Thursday, 12 March 2015

Melrose Industries finals



Melrose Industries, an engineering company that seeks to acquire businesses it understands, improve them by a mixture of investment and changed management focus, realise the value created and then return it to shareholders. I have a holding in my income portfolio (epic code: MRO).

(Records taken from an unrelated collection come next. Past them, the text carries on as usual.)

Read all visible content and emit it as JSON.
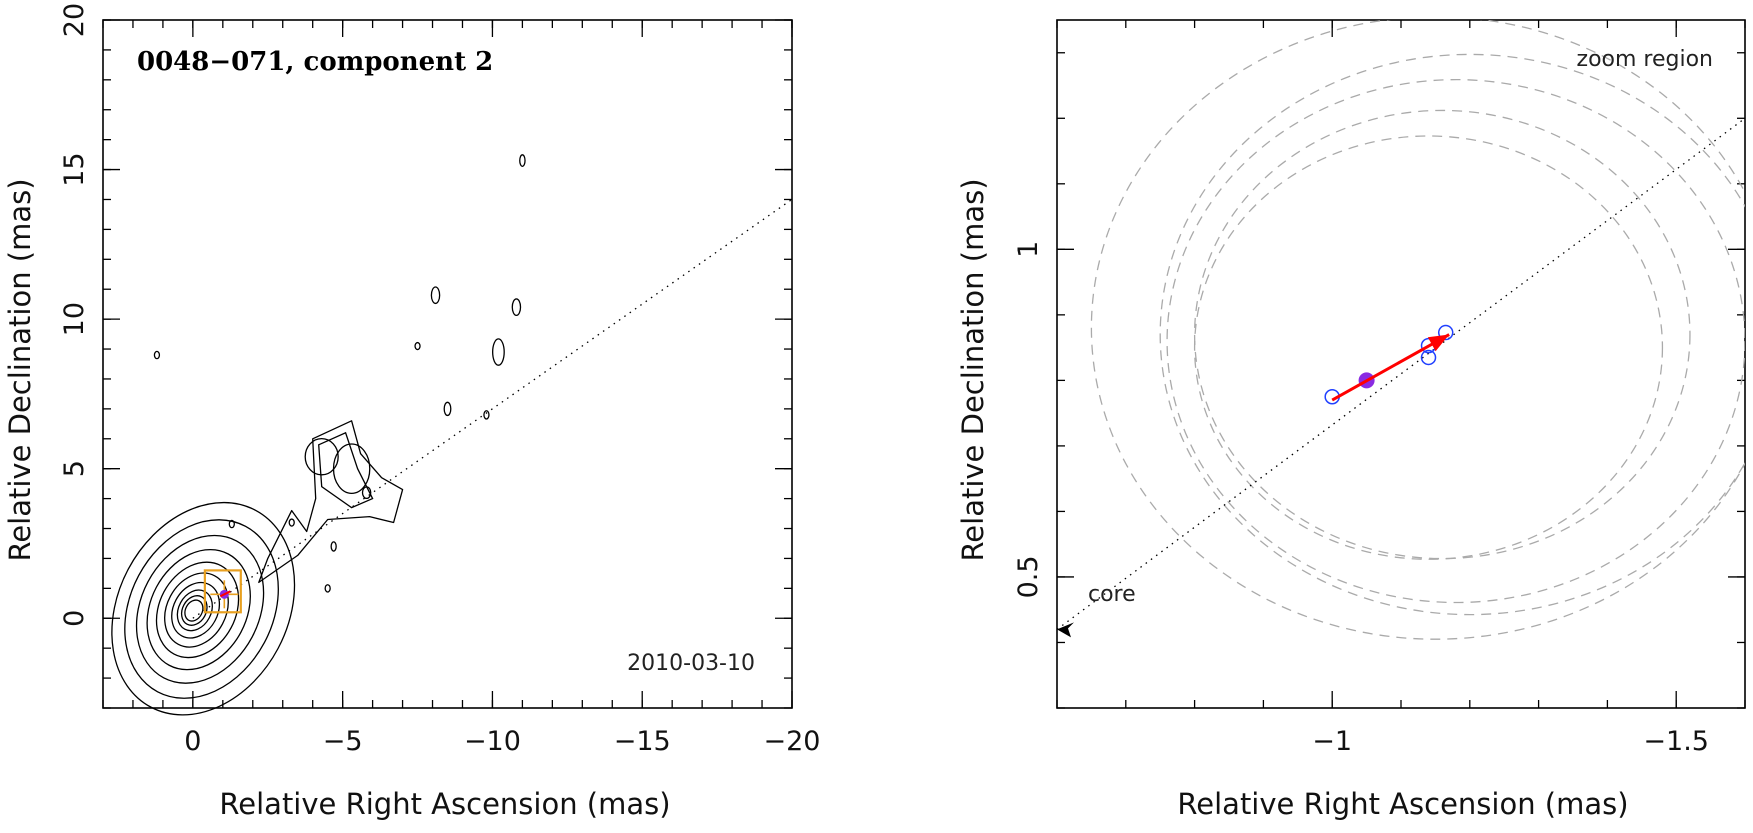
{
  "chart_data": [
    {
      "type": "contour",
      "title": "0048−071, component 2",
      "epoch": "2010-03-10",
      "xlabel": "Relative Right Ascension (mas)",
      "ylabel": "Relative Declination (mas)",
      "xlim": [
        3,
        -20
      ],
      "ylim": [
        -3,
        20
      ],
      "x_ticks": [
        0,
        -5,
        -10,
        -15,
        -20
      ],
      "x_tick_labels": [
        "0",
        "−5",
        "−10",
        "−15",
        "−20"
      ],
      "y_ticks": [
        0,
        5,
        10,
        15,
        20
      ],
      "y_tick_labels": [
        "0",
        "5",
        "10",
        "15",
        "20"
      ],
      "jet_axis_pa_deg": -55,
      "core_position": [
        0,
        0
      ],
      "component_position": [
        -1.05,
        0.8
      ],
      "zoom_box": {
        "x": [
          -0.5,
          -1.6
        ],
        "y": [
          0.3,
          1.35
        ]
      },
      "contour_center": [
        0.0,
        0.25
      ],
      "contour_levels": [
        0.34,
        0.48,
        0.66,
        0.9,
        1.2,
        1.55,
        1.95,
        2.4,
        2.9,
        3.45
      ],
      "blobs": [
        {
          "x": -4.3,
          "y": 5.4,
          "rx": 1.0,
          "ry": 1.1
        },
        {
          "x": -5.3,
          "y": 5.0,
          "rx": 1.1,
          "ry": 1.5
        },
        {
          "x": -5.8,
          "y": 4.2,
          "rx": 0.25,
          "ry": 0.35
        },
        {
          "x": -3.3,
          "y": 3.2,
          "rx": 0.12,
          "ry": 0.2
        },
        {
          "x": -1.3,
          "y": 3.15,
          "rx": 0.12,
          "ry": 0.22
        },
        {
          "x": -4.7,
          "y": 2.4,
          "rx": 0.12,
          "ry": 0.28
        },
        {
          "x": -4.5,
          "y": 1.0,
          "rx": 0.15,
          "ry": 0.22
        },
        {
          "x": -8.5,
          "y": 7.0,
          "rx": 0.2,
          "ry": 0.4
        },
        {
          "x": -9.8,
          "y": 6.8,
          "rx": 0.15,
          "ry": 0.25
        },
        {
          "x": -10.2,
          "y": 8.9,
          "rx": 0.35,
          "ry": 0.8
        },
        {
          "x": -8.1,
          "y": 10.8,
          "rx": 0.25,
          "ry": 0.5
        },
        {
          "x": -10.8,
          "y": 10.4,
          "rx": 0.25,
          "ry": 0.5
        },
        {
          "x": -7.5,
          "y": 9.1,
          "rx": 0.07,
          "ry": 0.13
        },
        {
          "x": -11.0,
          "y": 15.3,
          "rx": 0.16,
          "ry": 0.35
        },
        {
          "x": 1.2,
          "y": 8.8,
          "rx": 0.12,
          "ry": 0.22
        }
      ]
    },
    {
      "type": "scatter",
      "label": "zoom region",
      "core_label": "core",
      "xlabel": "Relative Right Ascension (mas)",
      "ylabel": "Relative Declination (mas)",
      "xlim": [
        -0.6,
        -1.6
      ],
      "ylim": [
        0.3,
        1.35
      ],
      "x_ticks": [
        -1,
        -1.5
      ],
      "x_tick_labels": [
        "−1",
        "−1.5"
      ],
      "y_ticks": [
        0.5,
        1
      ],
      "y_tick_labels": [
        "0.5",
        "1"
      ],
      "epochs_open_circles": [
        {
          "x": -1.0,
          "y": 0.775
        },
        {
          "x": -1.14,
          "y": 0.835
        },
        {
          "x": -1.14,
          "y": 0.853
        },
        {
          "x": -1.165,
          "y": 0.873
        }
      ],
      "reference_epoch_filled": {
        "x": -1.05,
        "y": 0.8
      },
      "arrow": {
        "from": [
          -1.0,
          0.77
        ],
        "to": [
          -1.17,
          0.87
        ],
        "color": "#ff0000"
      },
      "error_circles": [
        {
          "x": -1.14,
          "y": 0.85,
          "r": 0.34
        },
        {
          "x": -1.16,
          "y": 0.87,
          "r": 0.36
        },
        {
          "x": -1.18,
          "y": 0.86,
          "r": 0.42
        },
        {
          "x": -1.2,
          "y": 0.87,
          "r": 0.45
        },
        {
          "x": -1.15,
          "y": 0.88,
          "r": 0.5
        }
      ],
      "jet_axis": {
        "from": [
          -0.6,
          0.42
        ],
        "to": [
          -1.6,
          1.2
        ]
      },
      "colors": {
        "arrow": "#ff0000",
        "filled": "#8a2be2",
        "open": "#2040ff",
        "circles": "#aaaaaa",
        "box": "#e8a020"
      }
    }
  ]
}
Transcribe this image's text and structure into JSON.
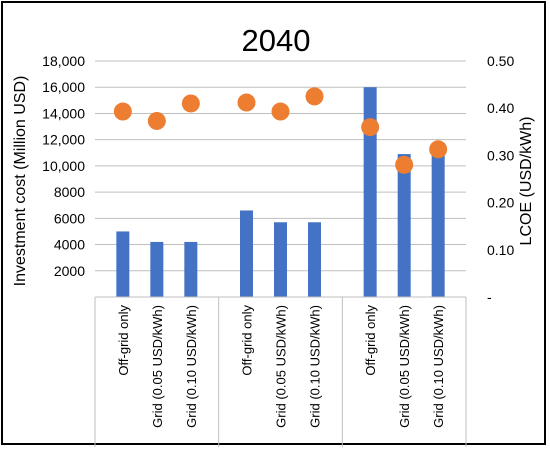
{
  "chart_data": {
    "type": "bar",
    "title": "2040",
    "ylabel": "Investment cost (Million USD)",
    "y2label": "LCOE (USD/kWh)",
    "ylim": [
      0,
      18000
    ],
    "y2lim": [
      0,
      0.5
    ],
    "y_ticks": [
      "2000",
      "4000",
      "6000",
      "8000",
      "10,000",
      "12,000",
      "14,000",
      "16,000",
      "18,000"
    ],
    "y2_ticks": [
      "-",
      "0.10",
      "0.20",
      "0.30",
      "0.40",
      "0.50"
    ],
    "categories": [
      "Off-grid only",
      "Grid (0.05 USD/kWh)",
      "Grid (0.10 USD/kWh)",
      "Off-grid only",
      "Grid (0.05 USD/kWh)",
      "Grid (0.10 USD/kWh)",
      "Off-grid only",
      "Grid (0.05 USD/kWh)",
      "Grid (0.10 USD/kWh)"
    ],
    "groups": 3,
    "series": [
      {
        "type": "bar",
        "axis": "left",
        "color": "#4472c4",
        "values": [
          5000,
          4200,
          4200,
          6600,
          5700,
          5700,
          16000,
          10900,
          11000
        ]
      },
      {
        "type": "scatter",
        "axis": "right",
        "color": "#ed7d31",
        "values": [
          0.393,
          0.373,
          0.41,
          0.412,
          0.393,
          0.425,
          0.36,
          0.28,
          0.313
        ]
      }
    ],
    "grid": true,
    "legend": "none"
  }
}
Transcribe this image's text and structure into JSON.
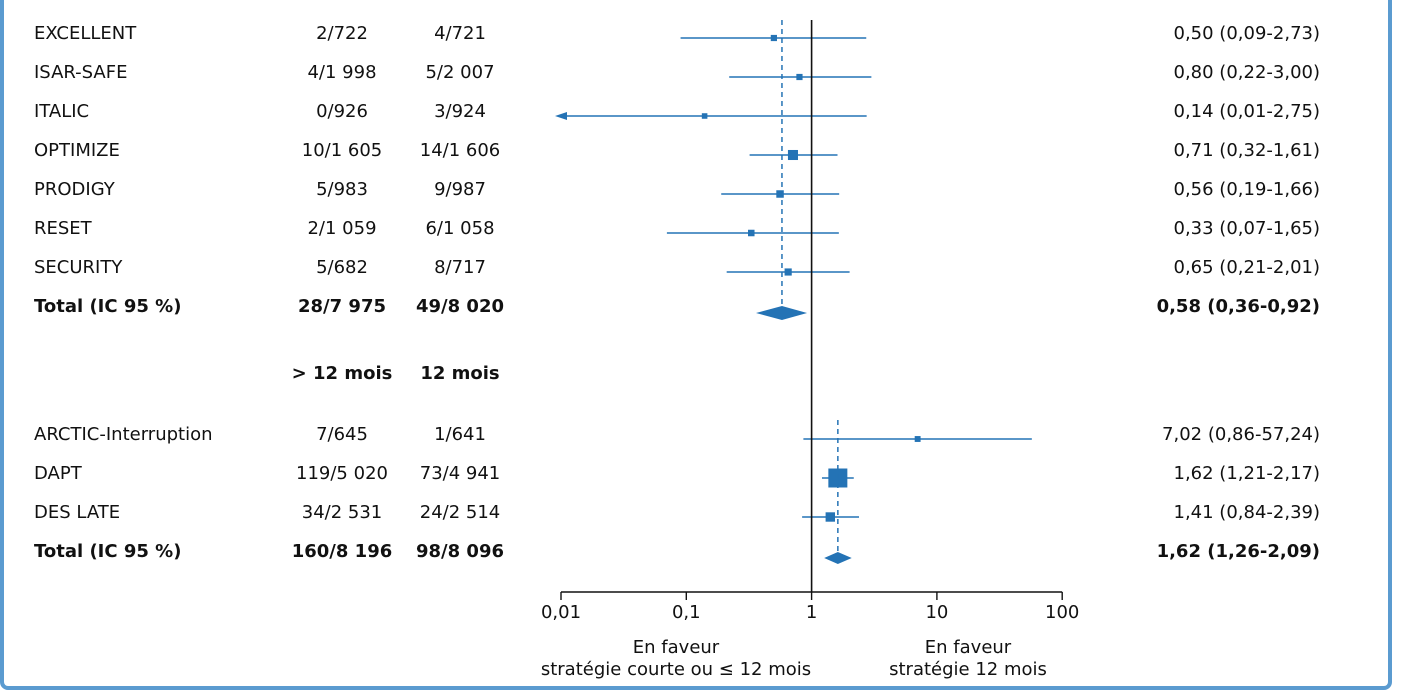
{
  "chart_data": {
    "type": "forest",
    "x_axis": {
      "scale": "log",
      "range": [
        0.01,
        100
      ],
      "ticks": [
        {
          "value": 0.01,
          "label": "0,01"
        },
        {
          "value": 0.1,
          "label": "0,1"
        },
        {
          "value": 1,
          "label": "1"
        },
        {
          "value": 10,
          "label": "10"
        },
        {
          "value": 100,
          "label": "100"
        }
      ],
      "left_caption": [
        "En faveur",
        "stratégie courte ou ≤ 12 mois"
      ],
      "right_caption": [
        "En faveur",
        "stratégie 12 mois"
      ]
    },
    "groups": [
      {
        "header": null,
        "studies": [
          {
            "name": "EXCELLENT",
            "events1": "2/722",
            "events2": "4/721",
            "or": 0.5,
            "lo": 0.09,
            "hi": 2.73,
            "label": "0,50 (0,09-2,73)",
            "weight": 1
          },
          {
            "name": "ISAR-SAFE",
            "events1": "4/1 998",
            "events2": "5/2 007",
            "or": 0.8,
            "lo": 0.22,
            "hi": 3.0,
            "label": "0,80 (0,22-3,00)",
            "weight": 1
          },
          {
            "name": "ITALIC",
            "events1": "0/926",
            "events2": "3/924",
            "or": 0.14,
            "lo": 0.01,
            "hi": 2.75,
            "label": "0,14 (0,01-2,75)",
            "weight": 0.8,
            "arrow_left": true
          },
          {
            "name": "OPTIMIZE",
            "events1": "10/1 605",
            "events2": "14/1 606",
            "or": 0.71,
            "lo": 0.32,
            "hi": 1.61,
            "label": "0,71 (0,32-1,61)",
            "weight": 2.2
          },
          {
            "name": "PRODIGY",
            "events1": "5/983",
            "events2": "9/987",
            "or": 0.56,
            "lo": 0.19,
            "hi": 1.66,
            "label": "0,56 (0,19-1,66)",
            "weight": 1.4
          },
          {
            "name": "RESET",
            "events1": "2/1 059",
            "events2": "6/1 058",
            "or": 0.33,
            "lo": 0.07,
            "hi": 1.65,
            "label": "0,33 (0,07-1,65)",
            "weight": 1.1
          },
          {
            "name": "SECURITY",
            "events1": "5/682",
            "events2": "8/717",
            "or": 0.65,
            "lo": 0.21,
            "hi": 2.01,
            "label": "0,65 (0,21-2,01)",
            "weight": 1.3
          }
        ],
        "total": {
          "name": "Total (IC 95 %)",
          "events1": "28/7 975",
          "events2": "49/8 020",
          "or": 0.58,
          "lo": 0.36,
          "hi": 0.92,
          "label": "0,58 (0,36-0,92)"
        }
      },
      {
        "header": {
          "col1": "> 12 mois",
          "col2": "12 mois"
        },
        "studies": [
          {
            "name": "ARCTIC-Interruption",
            "events1": "7/645",
            "events2": "1/641",
            "or": 7.02,
            "lo": 0.86,
            "hi": 57.24,
            "label": "7,02 (0,86-57,24)",
            "weight": 0.9
          },
          {
            "name": "DAPT",
            "events1": "119/5 020",
            "events2": "73/4 941",
            "or": 1.62,
            "lo": 1.21,
            "hi": 2.17,
            "label": "1,62 (1,21-2,17)",
            "weight": 5
          },
          {
            "name": "DES LATE",
            "events1": "34/2 531",
            "events2": "24/2 514",
            "or": 1.41,
            "lo": 0.84,
            "hi": 2.39,
            "label": "1,41 (0,84-2,39)",
            "weight": 2
          }
        ],
        "total": {
          "name": "Total (IC 95 %)",
          "events1": "160/8 196",
          "events2": "98/8 096",
          "or": 1.62,
          "lo": 1.26,
          "hi": 2.09,
          "label": "1,62 (1,26-2,09)"
        }
      }
    ]
  },
  "colors": {
    "marker": "#2473b5",
    "frame": "#5b9bd0",
    "axis": "#111111"
  }
}
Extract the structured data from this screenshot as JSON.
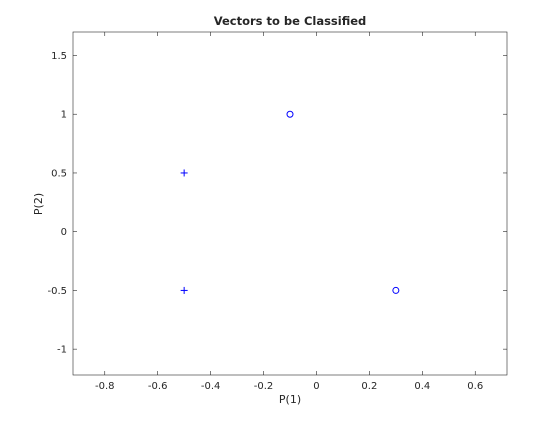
{
  "chart_data": {
    "type": "scatter",
    "title": "Vectors to be Classified",
    "xlabel": "P(1)",
    "ylabel": "P(2)",
    "xlim": [
      -0.92,
      0.72
    ],
    "ylim": [
      -1.22,
      1.7
    ],
    "xticks": [
      -0.8,
      -0.6,
      -0.4,
      -0.2,
      0,
      0.2,
      0.4,
      0.6
    ],
    "yticks": [
      -1,
      -0.5,
      0,
      0.5,
      1,
      1.5
    ],
    "xtick_labels": [
      "-0.8",
      "-0.6",
      "-0.4",
      "-0.2",
      "0",
      "0.2",
      "0.4",
      "0.6"
    ],
    "ytick_labels": [
      "-1",
      "-0.5",
      "0",
      "0.5",
      "1",
      "1.5"
    ],
    "grid": false,
    "marker_color": "#0000ff",
    "series": [
      {
        "marker": "plus",
        "points": [
          {
            "x": -0.5,
            "y": 0.5
          },
          {
            "x": -0.5,
            "y": -0.5
          }
        ]
      },
      {
        "marker": "circle",
        "points": [
          {
            "x": -0.1,
            "y": 1.0
          },
          {
            "x": 0.3,
            "y": -0.5
          }
        ]
      }
    ]
  }
}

Melrose Industries announced their full year results on 4 March.  Revenue was 6.1% below last year at £1,377.5m, although flat in constant currency terms.  Revenue constant currency performance by division was:
 
Elster Gas +6%
Elster Electricity -4%
Elster Water -12%
Energy -3%
 
Operating profits by division showed a very different picture, as rationalisation of the Elster businesses along with cost reductions and exiting some unprofitable business showed substantial profit improvements for those parts of the business:
 

Elster Gas +13%
Elster Electricity +23%
Elster Water +11%
Energy -7%

 
Headline PBT was £212.5m up 11%, but down 10.5% to £128.9m on a reported basis.  Headline EPS was up 2% to 15.3p and on a reported basis flat at 7.8p.
 
A final dividend of 5.3p has been declared making 8.1p for the full year an increase of 4.5%.
 
Free cash flow was £73.0m below last year's £121.7m, mainly due to the sale of Crosby at the back end of 2013.  Dividends paid were £83.6m and capital returned to shareholders was £595.3m the result of a sale in the previous year.  Net cash received from disposals this year was £366.3m, of which £200.4m will be returned to shareholders in 2015.  Net debt increased from £140.8m to £501.3m. 
 
Management's outlook for the current year stated that "...Adjusting for currency effects, our Group is trading in line with management expectations for 2015 despite the expected downturn in the performance at Brush..." 

Melrose performs more like a VCT/private equity fund - buying companies, improving them and then selling them on.  So one way of looking at their performance over say 5 years is to look at the return per share.  At 31 December 2009 they had a book value of 153.1p and since then have returned capital of 122p and paid dividends of 46.95p and at 31 December 2014 had a book value of 157.9p.  This equates to a CAGR of 16.3% pa.; if you calculate an IRR which accounts for the timing of the dividends and returns of capital it is 24.5% pa.  These are very good returns from a strong management team.